Mais en ce qui concerne le RSA ?
Son montant est scandaleusement élevé. Des couples vont parfois vivre avec 400 euros par mois, ce qui est effrayant quand on pense à la crise financière larvée qui frappe nos riches difficilement protégés par un bouclier fiscal – cette mesure de la dernière chance pour ne pas désespérer Deauville et Chamonix. Donner le goût de la facilité, voire du luxe, aux classes populaires peut avoir des conséquences négatives, et même dangereuses. Si le pauvre, en général alcoolique, achète des alcools de meilleure qualité et commence à consommer du Bushmill malt plutôt que du Label 5, son foie se dégradera moins rapidement et il utilisera davantage sa CMU, aberrante couverture sociale de type soviétique. Et il lèguera, outre son alcoolisme à ses enfants dégénérés, une dette encore aggravée par les débauches budgétaires de gouvernements archéojacobins qui ont décidément bien du mal à se libérer de réflexes honteusement keynésiens.

Aucun avantage, donc, à ce RSA ?
Allons, allons, je ne suis pas non plus un hayekien de stricte observance ! Le RSA pour peu qu’on révise son montant à la baisse, et qu’on le fasse financer non plus par le capital mais par exemple par le Téléthon (il ne faut pas exclure les malades orphelins de l’effort de redressement national, ils le sont déjà assez comme ça) peut avoir un effet incitatif sur l’embauche. Conditionné à une activité, le RSA permettra aux patrons de licencier massivement les smicards afin de réembaucher dans des conditions plus avantageuses, libérant ainsi de la trésorerie et rapprochant le coût du travailleur français de son homologue indien, brésilien et, surtout, chinois.

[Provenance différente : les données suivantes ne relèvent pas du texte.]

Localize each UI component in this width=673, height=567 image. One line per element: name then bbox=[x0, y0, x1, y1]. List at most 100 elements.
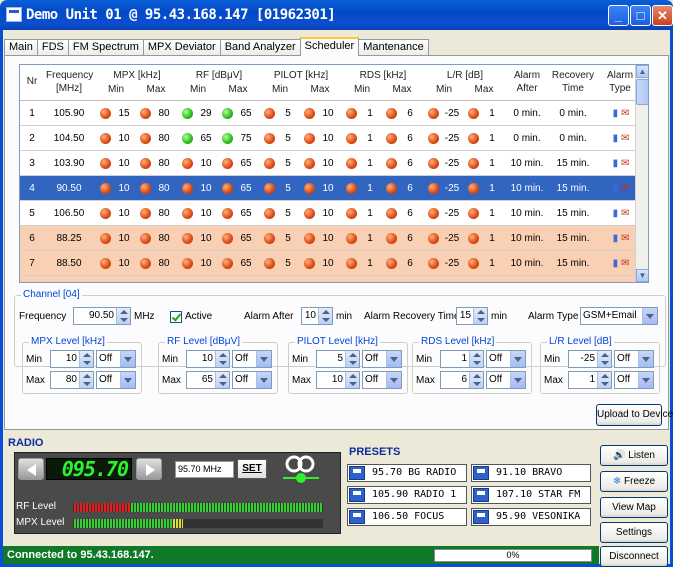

Néanmoins, on vous sent réticent…
Bien entendu. Comment voulez-vous que je n’aie pas l’impression d’un pas en arrière, alors que j’ai senti le président Sarkozy très ouvert durant la campagne présidentielle à certaine de mes propositions qui sont depuis, hélas, passées à la trappe.

Lesquelles par exemple ?
Le travail des enfants, ce tabou absurde. Nous ne sommes plus au temps de Victor Hugo : « Où vont tous ces enfants dont pas un seul ne rit / Ces doux êtres pensifs que la fièvre maigrit. » On peut imaginer un travail des enfants à visage humain. Des études de nombreux think tanks anglo-saxons montrent l’utilité pédagogique d’un contact précoce avec le monde de l’entreprise. L’acuité du regard d’une petite fille de onze ans, la finesse de ses doigts peuvent faire merveille dans l’assemblage de l’électronique de précision. Des entreprises de pointe comme MicroTechnics à Rennes auraient été bien inspirées d’employer des enfants plutôt que des ingénieurs syndiqués, surpayés et souvent socio-démocrates. Sans compter que le travail des enfants permettrait aux working poors français d’améliorer leur ordinaire, comme cela est très bien expliqué dans La situation de la classe laborieuse en Angleterre de Engels ou, pour ceux qui sont moins diplômés et cultivés que moi, dans Germinal de Zola. On pourrait également – avec un peu de courage politique et quelques aménagements juridiques proposés simultanément par la France, la Grande-Bretagne, l’Italie et l’Allemagne à la Cour européenne des droits de l’homme – rétablir l’esclavage. Le salariat n’est plus adapté à la mondialisation. L’esclavage garantirait une main d’œuvre efficace pour l’entreprise. Il faudrait bien sûr que l’Etat, en cas de conflit entre l’esclave et le patron, offre la possibilité d’un arbitrage juste et empêche les excès de certains patrons voyous (lapidation, mise à mort, mutilation). Mais seul un Etat dégraissé, un Etat dont les inspecteurs du travail se seraient débarrassés de leur vision cryptomarxiste de l’entreprise et auraient relu Sénèque et La Boétie, pourrait assurer cette mission et assurer à l’esclave les garanties de dignité élémentaires dans une société moderne.